Two and one-half years ago, on 11 February 2011, Pierre Sprey and I posted the blog entry, Why is Boeing Imploding?. This post is still the fourth most popular since I began this website in 2008. It describes how the corrosive practices of the Military - Industrial - Congressional Complex (MICC) spill over to weaken manufacturing competitiveness in the private sector. Included in this blog entry was a link to a very revealing internal 2001 Boeing report documenting perils of outsourcing production as a means of increasing profitability to Boeing. Increased outsourcing was and remains a central tenant of the plan for production of the Boeing 787 program.

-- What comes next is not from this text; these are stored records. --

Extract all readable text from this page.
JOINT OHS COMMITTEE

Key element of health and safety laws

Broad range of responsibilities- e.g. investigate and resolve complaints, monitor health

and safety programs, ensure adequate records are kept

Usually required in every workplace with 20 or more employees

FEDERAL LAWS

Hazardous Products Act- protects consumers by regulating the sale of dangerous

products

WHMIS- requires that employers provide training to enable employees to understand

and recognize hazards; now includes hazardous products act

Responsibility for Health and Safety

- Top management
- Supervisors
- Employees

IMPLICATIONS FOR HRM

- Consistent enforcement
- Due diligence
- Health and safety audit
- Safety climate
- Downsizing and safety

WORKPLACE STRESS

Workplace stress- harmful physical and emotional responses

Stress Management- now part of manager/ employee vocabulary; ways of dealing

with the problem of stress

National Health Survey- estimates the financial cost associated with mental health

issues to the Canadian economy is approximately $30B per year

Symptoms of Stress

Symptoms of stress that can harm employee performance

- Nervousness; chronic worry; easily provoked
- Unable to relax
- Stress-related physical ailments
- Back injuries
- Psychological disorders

The spillover of MICC’s dysfunctional manufacturing practices into the private manufacturing sector has a lot to do with America's economic stagnation. The uncompetitiveness of the defense sector and the dangers of spillover are themes I have addressed repeatedly -- for example, here or here, esp. beginning with 2nd paragraph of pg. 58.
That the MICC's disfunctional practices would contribute to deindustrialization and the eventual loss of high paying manufacturing jobs was first foreseen and written about in late 1950s by Professor Seymour Melman of Columbia University. In his prescient book, Profits Without Production (Knopf, 1983), Melman explained why the growing militarization of our economy was one of the central causes of the decline in America’s manufacturing competitiveness and the loss of high wage manufacturing jobs. This decline started in the 1970s, but Melman showed how it grew out of seeds planted by the permanent military mobilization of a huge defense industry in the 1950s. The introduction “How The Yankees Lost Their Knowhow” is worth the price of book.
Fast forward to July 2013: My good friend Andrew Cockburn has brilliantly updated the sorry story of Boeing's implosion in an important Harpers essay “How Boeing’s adoption of defense-related contracting practices led to the flawed Dreamliner 787.”
Read it carefully, because without saying so, Andrew's case study reminds us of the prescient but ignored warnings in Melman’s pathbreaking work in identifying some of the real causes of America’s industrial decline, the loss of high paying manufacturing jobs (plotted in Figures 1 and 2 here), and the rise of inequality -- and now the opportunity costs incurred when a manufacturing company uses DoD outsourcing practices to maximize profits by reducing its own production, while passing the increased risks of air travel onto the customer.